Now, I am married and we are beginning to adjust to the actual stress of fitting everyone into the few days we have off work at Christmas, so that noone feels left out. My celebrations no longer revolve just around mom and dad, but both them and Ryan's family. We are building new traditions, and schedules, and memories and although they are wonderful, I can't help but remember the holidays with my family as a child. The warmth, the comfort, the happiness, the security in knowing that a couple days a year everyone I loved would come together and share their time. Those days seem so different now, and new people in my life are sharing my holiday happiness: my husband, his family, my brother's wife and children... In fact, I haven't even been with my dad on Christmas Day since my first year of college and unfortunately, that year I came down with pneumonia and slept through Christmas.

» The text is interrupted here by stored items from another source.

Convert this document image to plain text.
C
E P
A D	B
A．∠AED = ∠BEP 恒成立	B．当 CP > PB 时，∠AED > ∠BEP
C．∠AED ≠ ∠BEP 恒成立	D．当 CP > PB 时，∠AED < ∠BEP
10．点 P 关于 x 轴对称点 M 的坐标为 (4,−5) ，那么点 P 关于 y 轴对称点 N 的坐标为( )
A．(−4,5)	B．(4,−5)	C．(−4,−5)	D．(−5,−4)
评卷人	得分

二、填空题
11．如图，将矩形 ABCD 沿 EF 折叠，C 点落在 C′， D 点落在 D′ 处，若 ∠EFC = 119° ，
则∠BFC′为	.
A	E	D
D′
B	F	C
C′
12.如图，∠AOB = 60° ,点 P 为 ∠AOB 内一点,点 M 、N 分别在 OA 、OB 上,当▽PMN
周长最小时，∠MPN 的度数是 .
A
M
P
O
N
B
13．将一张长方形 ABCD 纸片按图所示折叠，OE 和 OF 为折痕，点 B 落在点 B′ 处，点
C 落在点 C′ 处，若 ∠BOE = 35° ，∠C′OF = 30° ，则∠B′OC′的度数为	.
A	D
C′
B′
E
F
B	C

I wonder if this is all a part of growing up. If the evolution of your family is natural or simply caused by emotional loss and petty disagreements. I have cousins all over the country, some I haven't seen in years, but I remember the games we played as children and I know that I will always have those memories that mean so much to me now. My nucleus of a family is beginning to split into many small families that each have their own agendas and obligations at Christmastime. I had no idea as a child that one day my family would change so much, and the security I felt was so innocent. I suppose that naivety is what brings the excitement to holidays in the first place. The idea that for a couple days a year, everyone is happy, and in love, and together, regardless of anything. As an adult, I now understand the sadness at holidays too, where as a child, everything was happy. Now there are different faces in my holidays, some new family by marriage or birth, some missing by the natural cycle of life, and some emotionally changed by the evolution of the family, but at least for a couple days, these faces are warm, and in love, and together, and in the end, I guess that's all that really matters.